Other police officers have tried to calm the situation by kneeling in solidarity with protesters or accompanying them on a march.

In Savannah, Georgia, for instance, a crowd of protesters surrounded a small group of officers at the city’s historic police station. The officers were clad in riot gear and tensions seemed to rise, according to Monitor correspondent Patrik Jonsson.

Then Savannah Det. Joshua Flynn began to shake hands with and hug protesters who approached him. The officers stood their ground as protesters inched closer, some yelling sharp words. But as the standoff continued, the protesters took up a different chant: “Walk with us! Walk with us!”

In this case, the police demurred. But later, officials allowed the protesters to clamber atop a National Guard truck and use its sound system to disperse the march at its end.

A history of protests

In 1968, some 110 U.S. cities suffered civil disturbances following the killing of Martin Luther King Jr. on April 4, with the largest riots in Baltimore, Washington, Kansas City, and Chicago. They followed the spate of unrest of the long hot summer of 1967, including an explosive uprising and riot in Detroit that left 43 dead and was controlled only with the help of elements of the regular Army’s 82nd and 101st Airborne Divisions.

There was another wave of violent protests in 1992, following the acquittal of police officers who had used apparently excessive force, caught on video, while arresting Rodney King.
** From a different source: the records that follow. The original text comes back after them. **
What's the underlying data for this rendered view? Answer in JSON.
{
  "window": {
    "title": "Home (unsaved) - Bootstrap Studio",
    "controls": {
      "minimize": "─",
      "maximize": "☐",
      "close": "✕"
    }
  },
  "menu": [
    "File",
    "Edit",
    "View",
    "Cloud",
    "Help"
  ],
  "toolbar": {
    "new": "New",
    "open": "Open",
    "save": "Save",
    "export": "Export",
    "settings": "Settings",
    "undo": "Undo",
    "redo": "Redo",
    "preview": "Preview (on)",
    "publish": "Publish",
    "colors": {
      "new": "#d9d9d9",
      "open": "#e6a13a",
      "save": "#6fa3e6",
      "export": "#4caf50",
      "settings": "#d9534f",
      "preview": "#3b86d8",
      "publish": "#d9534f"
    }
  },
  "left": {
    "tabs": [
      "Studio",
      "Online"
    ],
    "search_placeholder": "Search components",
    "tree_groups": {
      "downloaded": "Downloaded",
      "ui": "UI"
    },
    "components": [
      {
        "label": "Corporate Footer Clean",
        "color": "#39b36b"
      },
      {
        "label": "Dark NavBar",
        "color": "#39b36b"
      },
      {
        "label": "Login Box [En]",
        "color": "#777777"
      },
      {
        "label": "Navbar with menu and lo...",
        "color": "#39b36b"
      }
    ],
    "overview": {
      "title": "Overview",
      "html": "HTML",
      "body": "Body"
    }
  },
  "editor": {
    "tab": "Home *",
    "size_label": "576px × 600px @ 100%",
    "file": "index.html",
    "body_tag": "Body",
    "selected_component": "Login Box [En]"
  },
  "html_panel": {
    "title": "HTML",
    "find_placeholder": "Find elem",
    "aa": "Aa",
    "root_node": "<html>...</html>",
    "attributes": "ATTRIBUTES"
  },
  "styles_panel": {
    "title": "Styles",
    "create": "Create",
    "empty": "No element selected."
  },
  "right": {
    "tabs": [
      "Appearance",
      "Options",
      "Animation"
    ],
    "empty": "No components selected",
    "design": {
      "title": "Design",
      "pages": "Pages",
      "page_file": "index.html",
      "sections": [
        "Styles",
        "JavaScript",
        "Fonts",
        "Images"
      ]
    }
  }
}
In recent years, the Black Lives Matter movement has held protests against police brutality in many American cities. In 2015, the death of Freddie Gray in police custody in Baltimore led to violent protests following Mr. Gray’s funeral.
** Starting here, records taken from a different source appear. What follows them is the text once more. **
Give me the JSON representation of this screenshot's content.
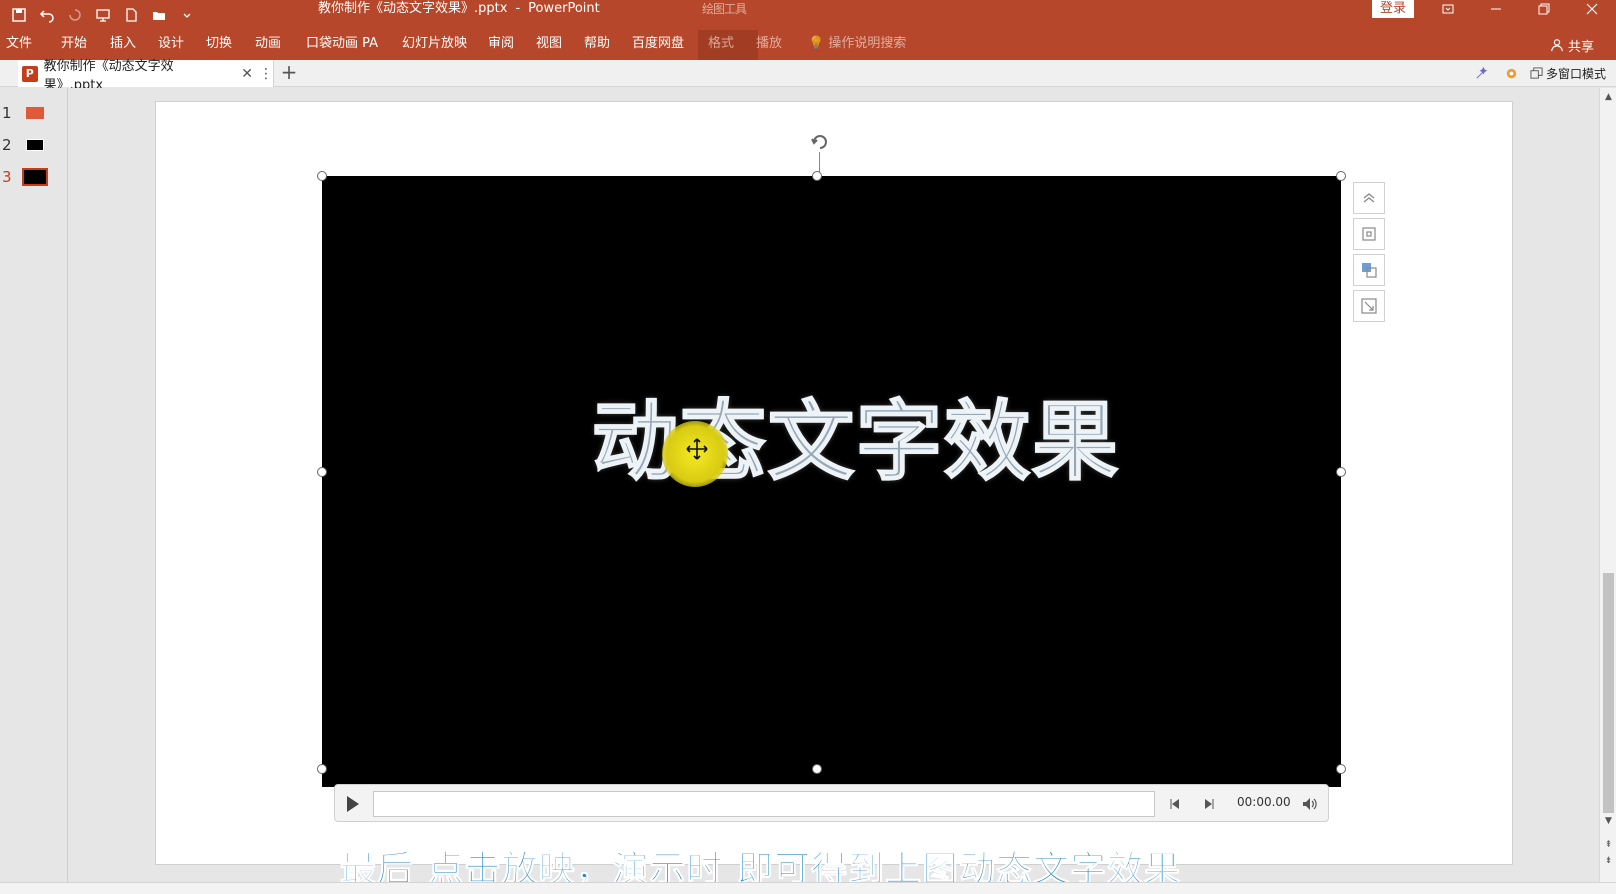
{
  "window": {
    "title": "教你制作《动态文字效果》.pptx",
    "separator": "-",
    "app": "PowerPoint",
    "context_group": "绘图工具",
    "login": "登录"
  },
  "ribbon": {
    "tabs": [
      "文件",
      "开始",
      "插入",
      "设计",
      "切换",
      "动画",
      "口袋动画 PA",
      "幻灯片放映",
      "审阅",
      "视图",
      "帮助",
      "百度网盘"
    ],
    "context_tabs": [
      "格式",
      "播放"
    ],
    "search_placeholder": "操作说明搜索",
    "share": "共享"
  },
  "doc_tab": {
    "name": "教你制作《动态文字效果》.pptx",
    "add": "+",
    "multi_window": "多窗口模式"
  },
  "slides": [
    {
      "number": "1",
      "active": false
    },
    {
      "number": "2",
      "active": false
    },
    {
      "number": "3",
      "active": true
    }
  ],
  "video": {
    "title_text": "动态文字效果"
  },
  "player": {
    "time": "00:00.00"
  },
  "caption": "最后 点击放映，演示时 即可得到上图动态文字效果",
  "colors": {
    "accent": "#b7472a",
    "caption": "#1b86c9"
  }
}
In that context, the current wave of protests is not at all unprecedented, says Pamela Oliver, a professor emerita of sociology at the University of Wisconsin who studies racial disparities in criminal justice.

“It’s very American. We do it a lot,” she says. “We have a lot of issues with racial violence and policing.”

This does not mean that America has made no progress on race, says Dr. Foner of Columbia University. There’s been a black president. African Americans hold political power in many cities. Police departments have made efforts to diversify and retrain their officers. 

But the pace of that progress has been slow, and left some important problems untouched. 

“The virus and George Floyd’s death have illustrated that not enough has changed,” says Dr. Foner.

In 1968, the underlying condition shaping the national mood was Vietnam. It was the deadliest and most expensive year of the war for the U.S. and its allies, and much of that fighting, and dying, fell to minorities.

In 2020, the underlying condition is the coronavirus, which has disproportionately affected African Americans and other minorities. With unemployment reaching record levels, the economic fallout is hitting minority communities harder too.

“There is a deep, deep sense of frustration and injustice, and it only takes an incident for that to come rolling out,” says Joe Dunn, chair of history and politics at Converse College and an expert on the protest movements of the 1960s.

A fork-in-the-road moment

America has weathered pandemics, war, political violence, political polarization, rebellions, and economic depression before 2020.

But only in 2020 has the nation faced all of them combined, says Dr. Vinson of William & Mary.

As a historian, Dr. Vinson says he feels the nation fraying apart, the social contract being damaged. The next six months or so could be crucial to the country’s future. 

“This is really a fork-in-the-road moment,” he says.

The twin public health emergencies the U.S. is facing are COVID-19 and the long-standing “virus” of systemic racism, says the William & Mary professor. Fighting them will require a fundamental reconceptualization of what community means, in his view.

Looking at groups as “us” versus “them” in a time of intertwined political and health issues doesn’t work, he says.

“It’s not those folks over there in that urban center who are separate somehow from the rest of us. It’s all of us being impacted by this. And all of us have a responsibility to see it as such, because otherwise we may all go down,” says Dr. Vinson. 

Staff writer Patrik Jonsson contributed to this report from Savannah, Georgia.